The courts begin to act when a parent falls behind with their payments. However, a constant concern is what happens if these amounts are owed, and the child turns 18. So, how are these payments collected?
Is there reimbursement on all past due child support payments?
When the responsible parent falls behind on their child support payments, these payments accumulate, and there is a responsibility to catch up even if the child turns 18. However, the statutes of limitation vary depending on your state.
In some states, the custodial parent can continue to collect the arrears even if the child is of age; it is considered repayment to the legal guardian who took care of the child’s needs for so long.

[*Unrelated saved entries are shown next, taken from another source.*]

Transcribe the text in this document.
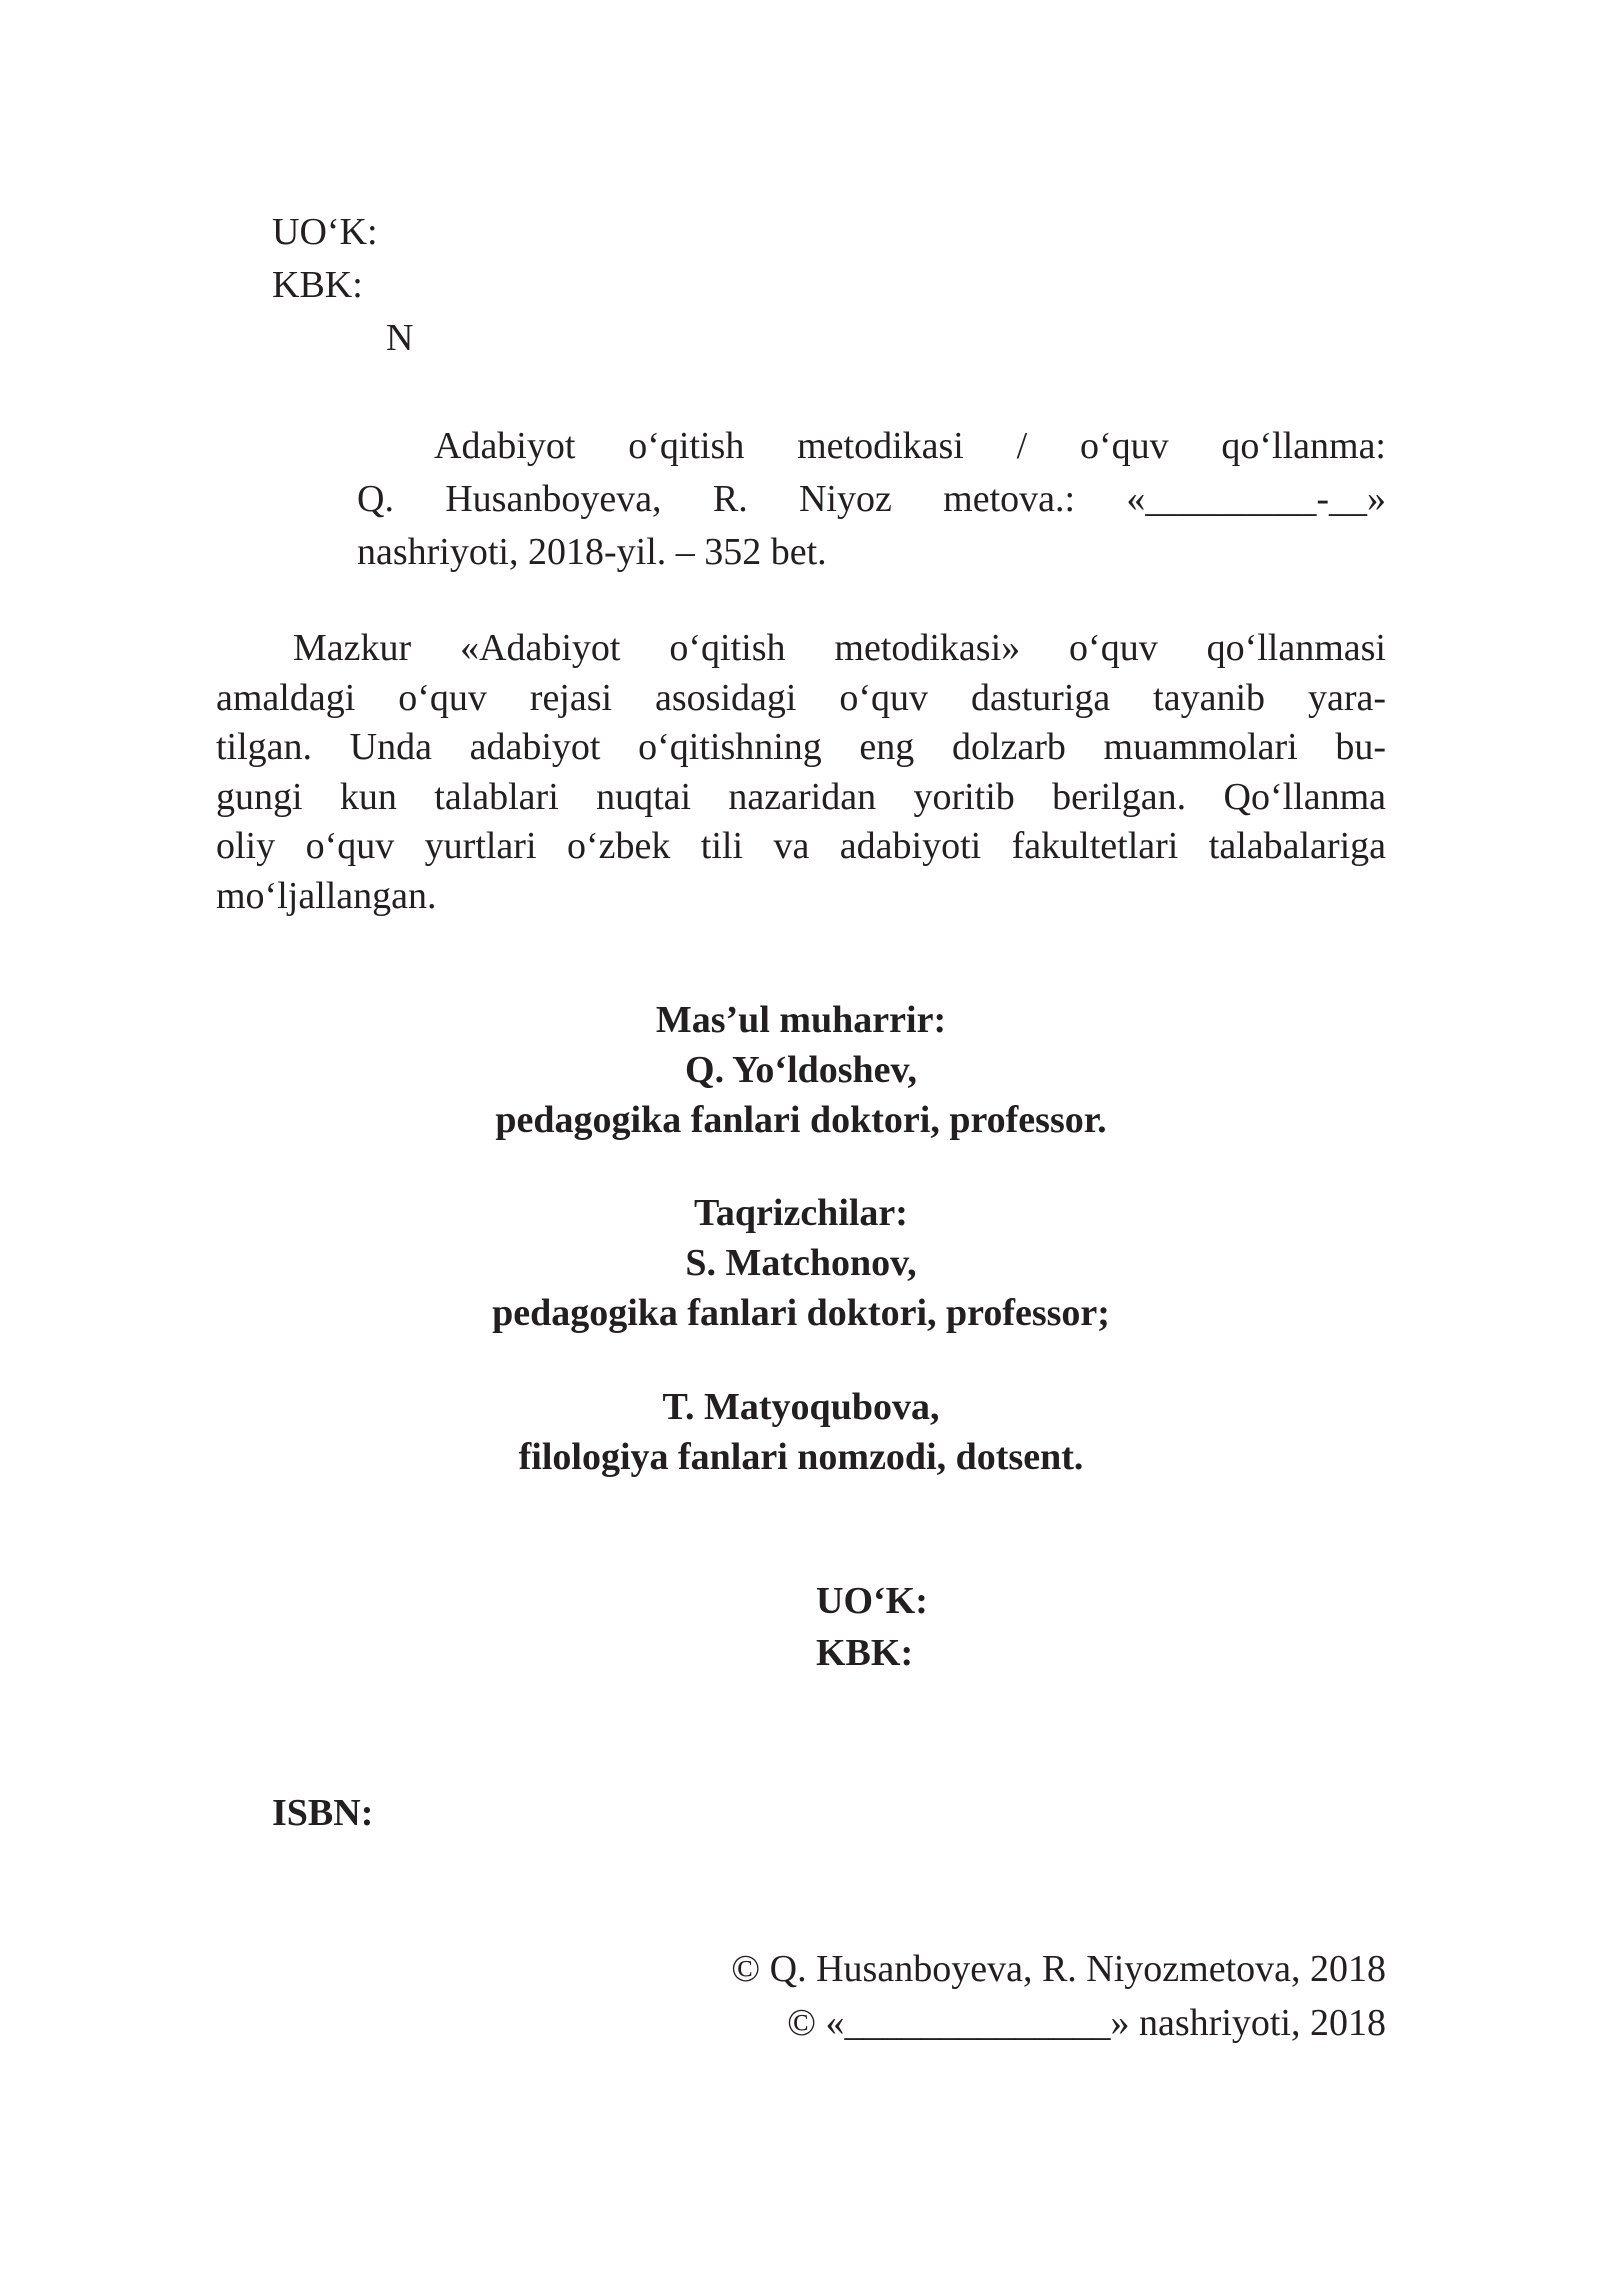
UO‘K:
KBK:
N
Adabiyot o‘qitish metodikasi / o‘quv qo‘llanma:
Q. Husanboyeva, R. Niyoz metova.: «_________-__»
nashriyoti, 2018-yil. – 352 bet.
Mazkur «Adabiyot o‘qitish metodikasi» o‘quv qo‘llanmasi
amaldagi o‘quv rejasi asosidagi o‘quv dasturiga tayanib yara-
tilgan. Unda adabiyot o‘qitishning eng dolzarb muammolari bu-
gungi kun talablari nuqtai nazaridan yoritib berilgan. Qo‘llanma
oliy o‘quv yurtlari o‘zbek tili va adabiyoti fakultetlari talabalariga
mo‘ljallangan.
Mas’ul muharrir:
Q. Yo‘ldoshev,
pedagogika fanlari doktori, professor.
Taqrizchilar:
S. Matchonov,
pedagogika fanlari doktori, professor;
T. Matyoqubova,
filologiya fanlari nomzodi, dotsent.
UO‘K:
KBK:
ISBN:
© Q. Husanboyeva, R. Niyozmetova, 2018
© «______________» nashriyoti, 2018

In other states, the parent is prohibited from collecting child support after the 18th birthday. We can point out some statute of limitations in some states:
- Florida: no statute of limitations
- Arkansas: up to 5 years after the child’s 18th birthday
- New York: 20 years after the 18th birthday
- California: no statute of limitations
- Montana: 10 years after the 18th birthday
- Ohio: no statute of limitations
- New Jersey: 5 years after the child’s 18th birthday
Who recovers back payments after the 18th birthday?
In most cases, the payments go to the parent responsible for 100% of the child’s needs. It is considered a reimbursement for all the money, time, and willingness devoted to the child’s upbringing.
But this law changes depending on the state you are in. In some places in the United States, delinquent money is ordered to be deposited directly to the child rather than to the custodial parent, which requires a new court order. Otherwise, payments will continue to be made to the original payee.
If the person responsible for the payments refuses to catch up, the court will begin to take measures to put pressure on them. Among the alternatives are:
- Withholding or revoking the noncustodial parent’s passport and driver’s licenses until they catch up on outstanding payments
- Seizure of refund checks on his income taxes
- Wage garnishment
- A lien is placed on real and personal property
- Some may pay a prison sentence
Are there changes in the amount of money after the age of majority?
Depending on the court where your claim is being processed, there may be changes in the child support order after the child reaches the age of majority. The variation in amounts depends on the case filed.
Following the general rule, we must pay all arrearages before the child support order is dismissed. It is common for the custodial parent to speak with an attorney to ensure that rights are not lost due to time constraints.
The process of filing for back payments after the age of 18
After all of the above, you will know it will depend on the time the parent has gone without paying child support. Either way, there will already be an application for contempt for arrears, and the courts will keep an eye on it until the payments are completed.
Especially when the reimbursements will be to the state because the custodial parent was on welfare due to non-payment of support, you should contact your attorney to find out the procedure in your case.